Mark Krikorian, executive director of the Center for Immigration Studies, told the “Washington Watch” program CIS has documented an enormous reversal of the Biden years, when the U.S.-Mexico border was swung open like a gate to let illegals enter.
“It's night and day,” he advised. “It's the sharpest contrast in policy on anything I've ever seen, in any area of policy, not even just on immigration.”
How bad was it? During the four-year Biden administration, he said, the U.S. Border Patrol put handcuffs on about six million newly-arriving illegal aliens only to let them go under orders to do so.
A previous AFN story, which quoted immigration watchdog FAIR, said 18 million illegal aliens were living inside the U.S. when Donald Trump began his second term.
Figures from the Trump administration claim 675,000 illegal aliens have been deported by Immigration and Customs Enforcement 1 ½ years into Trump's second term. Another 1.5 million illegals have self-deported, meaning they voluntarily left on their own.
President Biden’s open-border policy was so blatant and obvious, Krikorian complained, that Border Patrol agents acted more like Walmart greeters than federal immigration agents.
Even though his word picture was meant as a joke, the Border Patrol's union did complain its agents had shifted from an enforcement role to a babysitting job of transporting and processing foreigners when they stepped onto U.S. soil.

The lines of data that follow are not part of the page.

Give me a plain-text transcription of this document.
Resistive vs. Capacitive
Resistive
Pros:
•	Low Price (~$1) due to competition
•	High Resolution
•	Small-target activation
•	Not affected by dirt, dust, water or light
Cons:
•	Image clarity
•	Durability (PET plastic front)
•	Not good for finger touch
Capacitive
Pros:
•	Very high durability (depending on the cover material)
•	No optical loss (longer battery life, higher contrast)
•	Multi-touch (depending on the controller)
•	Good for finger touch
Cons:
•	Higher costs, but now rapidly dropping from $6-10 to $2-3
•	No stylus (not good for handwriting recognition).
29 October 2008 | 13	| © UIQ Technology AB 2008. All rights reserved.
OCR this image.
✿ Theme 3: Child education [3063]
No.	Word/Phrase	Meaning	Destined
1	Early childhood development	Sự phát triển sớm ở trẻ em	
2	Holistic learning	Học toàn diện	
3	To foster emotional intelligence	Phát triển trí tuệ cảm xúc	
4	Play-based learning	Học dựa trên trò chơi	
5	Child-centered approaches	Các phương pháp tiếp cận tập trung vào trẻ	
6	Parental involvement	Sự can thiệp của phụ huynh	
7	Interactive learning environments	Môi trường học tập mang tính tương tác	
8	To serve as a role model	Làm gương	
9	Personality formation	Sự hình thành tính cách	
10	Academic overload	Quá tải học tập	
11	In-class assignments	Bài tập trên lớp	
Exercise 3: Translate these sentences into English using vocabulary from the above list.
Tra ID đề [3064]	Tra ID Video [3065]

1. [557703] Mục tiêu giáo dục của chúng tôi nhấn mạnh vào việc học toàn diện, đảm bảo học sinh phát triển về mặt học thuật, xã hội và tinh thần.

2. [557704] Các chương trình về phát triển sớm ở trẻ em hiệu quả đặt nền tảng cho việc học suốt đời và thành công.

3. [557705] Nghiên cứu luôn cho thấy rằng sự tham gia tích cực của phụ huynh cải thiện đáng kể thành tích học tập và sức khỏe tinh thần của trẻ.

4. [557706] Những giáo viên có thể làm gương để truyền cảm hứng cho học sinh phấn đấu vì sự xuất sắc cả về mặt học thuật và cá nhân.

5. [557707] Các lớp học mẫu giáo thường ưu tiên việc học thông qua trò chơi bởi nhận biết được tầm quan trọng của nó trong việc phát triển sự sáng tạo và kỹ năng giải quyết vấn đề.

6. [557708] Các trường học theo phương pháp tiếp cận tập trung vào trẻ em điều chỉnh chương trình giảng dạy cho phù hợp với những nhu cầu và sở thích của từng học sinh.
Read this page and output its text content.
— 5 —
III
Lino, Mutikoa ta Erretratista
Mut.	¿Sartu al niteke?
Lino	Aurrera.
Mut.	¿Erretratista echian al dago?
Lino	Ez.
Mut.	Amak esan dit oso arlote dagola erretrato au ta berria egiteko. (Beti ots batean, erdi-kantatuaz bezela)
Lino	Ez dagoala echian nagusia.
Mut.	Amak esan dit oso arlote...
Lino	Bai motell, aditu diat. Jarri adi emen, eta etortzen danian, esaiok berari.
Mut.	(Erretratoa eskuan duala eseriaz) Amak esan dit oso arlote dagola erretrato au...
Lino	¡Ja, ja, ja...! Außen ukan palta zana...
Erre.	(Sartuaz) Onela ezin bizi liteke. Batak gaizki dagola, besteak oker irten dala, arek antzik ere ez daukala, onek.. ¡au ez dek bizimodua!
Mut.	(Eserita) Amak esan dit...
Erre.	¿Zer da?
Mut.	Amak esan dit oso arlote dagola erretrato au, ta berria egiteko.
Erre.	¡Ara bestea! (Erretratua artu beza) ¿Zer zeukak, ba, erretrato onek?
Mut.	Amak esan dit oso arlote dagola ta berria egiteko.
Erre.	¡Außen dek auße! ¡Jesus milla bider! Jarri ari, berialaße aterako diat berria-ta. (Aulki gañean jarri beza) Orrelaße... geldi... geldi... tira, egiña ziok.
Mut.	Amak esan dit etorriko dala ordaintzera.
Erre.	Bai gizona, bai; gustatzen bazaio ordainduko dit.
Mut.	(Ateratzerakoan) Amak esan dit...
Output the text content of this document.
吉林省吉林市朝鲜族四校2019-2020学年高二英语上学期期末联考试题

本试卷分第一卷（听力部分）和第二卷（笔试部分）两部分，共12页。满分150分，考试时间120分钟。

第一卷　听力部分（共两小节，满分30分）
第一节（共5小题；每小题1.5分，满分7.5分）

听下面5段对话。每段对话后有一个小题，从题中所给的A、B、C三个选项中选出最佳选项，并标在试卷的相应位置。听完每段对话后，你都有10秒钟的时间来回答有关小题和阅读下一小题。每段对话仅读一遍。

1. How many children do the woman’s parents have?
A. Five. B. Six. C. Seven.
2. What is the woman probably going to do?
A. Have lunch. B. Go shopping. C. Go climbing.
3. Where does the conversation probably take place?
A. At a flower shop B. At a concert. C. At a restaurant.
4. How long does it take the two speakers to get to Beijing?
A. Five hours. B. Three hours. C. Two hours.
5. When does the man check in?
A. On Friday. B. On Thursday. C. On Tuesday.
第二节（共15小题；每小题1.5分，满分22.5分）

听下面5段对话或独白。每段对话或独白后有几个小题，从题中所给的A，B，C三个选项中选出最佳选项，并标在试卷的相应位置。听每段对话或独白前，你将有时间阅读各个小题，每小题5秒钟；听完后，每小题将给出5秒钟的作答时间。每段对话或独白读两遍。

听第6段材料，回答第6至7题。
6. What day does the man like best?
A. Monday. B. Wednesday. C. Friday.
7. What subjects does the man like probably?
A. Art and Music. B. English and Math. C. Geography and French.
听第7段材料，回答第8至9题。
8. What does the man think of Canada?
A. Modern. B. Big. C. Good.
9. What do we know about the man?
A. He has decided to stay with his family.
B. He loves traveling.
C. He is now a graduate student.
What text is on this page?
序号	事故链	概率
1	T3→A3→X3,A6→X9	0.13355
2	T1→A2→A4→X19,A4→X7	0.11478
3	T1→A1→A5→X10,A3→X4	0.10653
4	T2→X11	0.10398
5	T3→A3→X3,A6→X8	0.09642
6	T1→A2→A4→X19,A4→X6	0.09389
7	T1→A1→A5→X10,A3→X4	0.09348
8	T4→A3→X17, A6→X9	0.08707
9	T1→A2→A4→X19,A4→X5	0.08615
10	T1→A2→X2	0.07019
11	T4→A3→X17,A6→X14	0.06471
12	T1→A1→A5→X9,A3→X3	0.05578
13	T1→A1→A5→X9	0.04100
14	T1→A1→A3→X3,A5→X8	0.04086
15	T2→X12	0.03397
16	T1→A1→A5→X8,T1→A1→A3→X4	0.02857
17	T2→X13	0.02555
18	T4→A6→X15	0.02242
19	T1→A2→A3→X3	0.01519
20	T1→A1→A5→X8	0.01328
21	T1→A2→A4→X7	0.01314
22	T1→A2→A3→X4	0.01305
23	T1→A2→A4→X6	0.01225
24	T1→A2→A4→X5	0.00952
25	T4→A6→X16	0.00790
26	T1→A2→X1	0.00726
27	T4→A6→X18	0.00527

An internal Border Patrol memo from September 2023 ordered agents in Eagle Pass, Texas to help with processing, which left no one in uniform to patrol the border.
That memo was shared with a Washington Times reporter by an angry agent.
Describing a development announced this week, Krikorian told show host Jody Hice the State Department has worked out agreements with 20 nations to accept illegal immigrants in the U.S. who have deportation orders. A “third-country” agreement is necessary when foreigners refuse to return to their own country of origin.
Before that international cooperation, Krikorian explained, foreigners whose home nations refused to accept them had to be released into the U.S.
“It was ridiculous,” he said.
Regarding a more sensitive subject, which is illegal aliens working a job and raising a family, Krikorian acknowledged they are just “regular people” who pose no safety threat to the public.
“They just have no right to be here,” he bluntly stated.
ICE agents arresting illegal aliens picking crops and working home construction created backlash from business owners who have shared their frustration with the same business-friendly White House that previously set a goal of 3,000 deportations a day.
“We can’t let our farmers not have anybody,” Trump, echoing those complaints, told CNBC last year.
That kind of talk by President Trump likely angers his base, which was promised mass deportations, and Krikorian said self-deportations happen only when there are no more jobs for illegals to take.
“The way you get self-deportation to ramp up is to make it impossible for illegal immigrants – as impossible as you can – to get jobs, to get bank accounts,” he stressed.